SSL decryption is supported but user identity-based steering and first packet identification are not.
Pros
- All of the SD-WAN path selection features with a high degree of flexibility
- NGFW included
- MOS based steering
- SSL Decryption
- Application performance monitoring
Cons
- No identity-based steering
- No first packet identification
In summary: Versa works well for companies that need all the traffic steering functionality that SD-WAN offers and want to administer security and SD-WAN in a single pane of glass.
Checklist for Evaluating SD-WAN Solutions
When evaluating SD-WAN solutions, there are three critical criteria that enterprises should consider:
- Initial and ongoing configuration aka orchestration
- Path selection and steering
- Security
Here is a checklist that’s designed for mapping SD-WAN feature sets offered by vendors to business needs.
Cost & Licensing
Would you be using DIA/Broadband?
What are your connectivity options -wired/wireless?
Path Selection & Steering
Security
Configuration & Maintenance
If deploying using internal resources, ensure you have the level of expertise required to configure and implement the solution.
If self managed, ensure you have the tools and personnel to deal with last mile issues.

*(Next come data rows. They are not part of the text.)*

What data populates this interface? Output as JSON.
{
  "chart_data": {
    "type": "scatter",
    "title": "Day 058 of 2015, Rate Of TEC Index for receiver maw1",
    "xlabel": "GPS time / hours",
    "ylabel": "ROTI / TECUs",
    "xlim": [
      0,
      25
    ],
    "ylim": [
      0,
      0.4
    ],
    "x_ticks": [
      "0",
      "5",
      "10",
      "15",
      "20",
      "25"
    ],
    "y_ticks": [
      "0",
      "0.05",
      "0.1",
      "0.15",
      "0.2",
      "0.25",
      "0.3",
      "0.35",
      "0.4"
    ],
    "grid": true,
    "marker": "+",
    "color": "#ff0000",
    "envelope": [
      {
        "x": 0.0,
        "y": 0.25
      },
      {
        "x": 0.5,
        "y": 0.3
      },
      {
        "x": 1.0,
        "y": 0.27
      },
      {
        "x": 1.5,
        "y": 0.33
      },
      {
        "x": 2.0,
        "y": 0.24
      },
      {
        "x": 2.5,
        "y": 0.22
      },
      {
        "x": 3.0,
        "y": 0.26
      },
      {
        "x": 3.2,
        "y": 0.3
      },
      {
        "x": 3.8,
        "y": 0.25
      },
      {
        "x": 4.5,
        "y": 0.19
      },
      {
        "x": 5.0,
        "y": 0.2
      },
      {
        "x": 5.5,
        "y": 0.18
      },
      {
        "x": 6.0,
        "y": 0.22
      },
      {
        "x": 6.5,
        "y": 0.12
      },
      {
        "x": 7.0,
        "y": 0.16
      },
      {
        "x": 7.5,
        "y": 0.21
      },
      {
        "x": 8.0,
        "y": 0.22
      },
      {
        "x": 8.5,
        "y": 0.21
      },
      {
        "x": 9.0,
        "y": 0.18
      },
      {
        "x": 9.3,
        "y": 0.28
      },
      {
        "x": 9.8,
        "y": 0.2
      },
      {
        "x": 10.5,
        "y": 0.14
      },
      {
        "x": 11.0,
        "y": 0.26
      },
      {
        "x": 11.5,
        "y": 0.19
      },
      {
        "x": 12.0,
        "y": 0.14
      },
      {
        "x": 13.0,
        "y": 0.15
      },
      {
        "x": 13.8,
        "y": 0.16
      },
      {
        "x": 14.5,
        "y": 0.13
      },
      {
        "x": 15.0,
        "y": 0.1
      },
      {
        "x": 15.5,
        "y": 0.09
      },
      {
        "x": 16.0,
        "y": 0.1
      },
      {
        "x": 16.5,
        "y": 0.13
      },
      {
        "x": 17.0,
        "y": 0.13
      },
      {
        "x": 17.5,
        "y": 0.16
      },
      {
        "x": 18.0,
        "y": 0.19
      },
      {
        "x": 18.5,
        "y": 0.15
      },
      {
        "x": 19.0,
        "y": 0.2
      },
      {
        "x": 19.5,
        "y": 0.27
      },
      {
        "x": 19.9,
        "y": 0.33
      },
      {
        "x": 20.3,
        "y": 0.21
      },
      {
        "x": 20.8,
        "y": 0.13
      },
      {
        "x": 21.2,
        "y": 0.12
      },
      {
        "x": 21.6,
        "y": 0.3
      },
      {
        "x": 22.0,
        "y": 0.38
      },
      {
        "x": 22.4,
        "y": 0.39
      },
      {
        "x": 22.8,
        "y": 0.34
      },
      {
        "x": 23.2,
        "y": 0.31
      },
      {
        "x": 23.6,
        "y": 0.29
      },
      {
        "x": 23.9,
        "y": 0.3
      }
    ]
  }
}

The SD-WAN market continues to mature and is now a mainstream component of network refresh projects.
When looking at SD-WAN vendors, there is a large amount of feature parity and a majority of the differences are nuanced, for example, where to go in the Orchestrator to create a business policy.
That being said, understanding whether or not you can tolerate a dropped session when a primary connection fails or whether or not you need the ability to add custom applications are just a few examples of the decision criteria you should use when comparing SD-WAN vendors.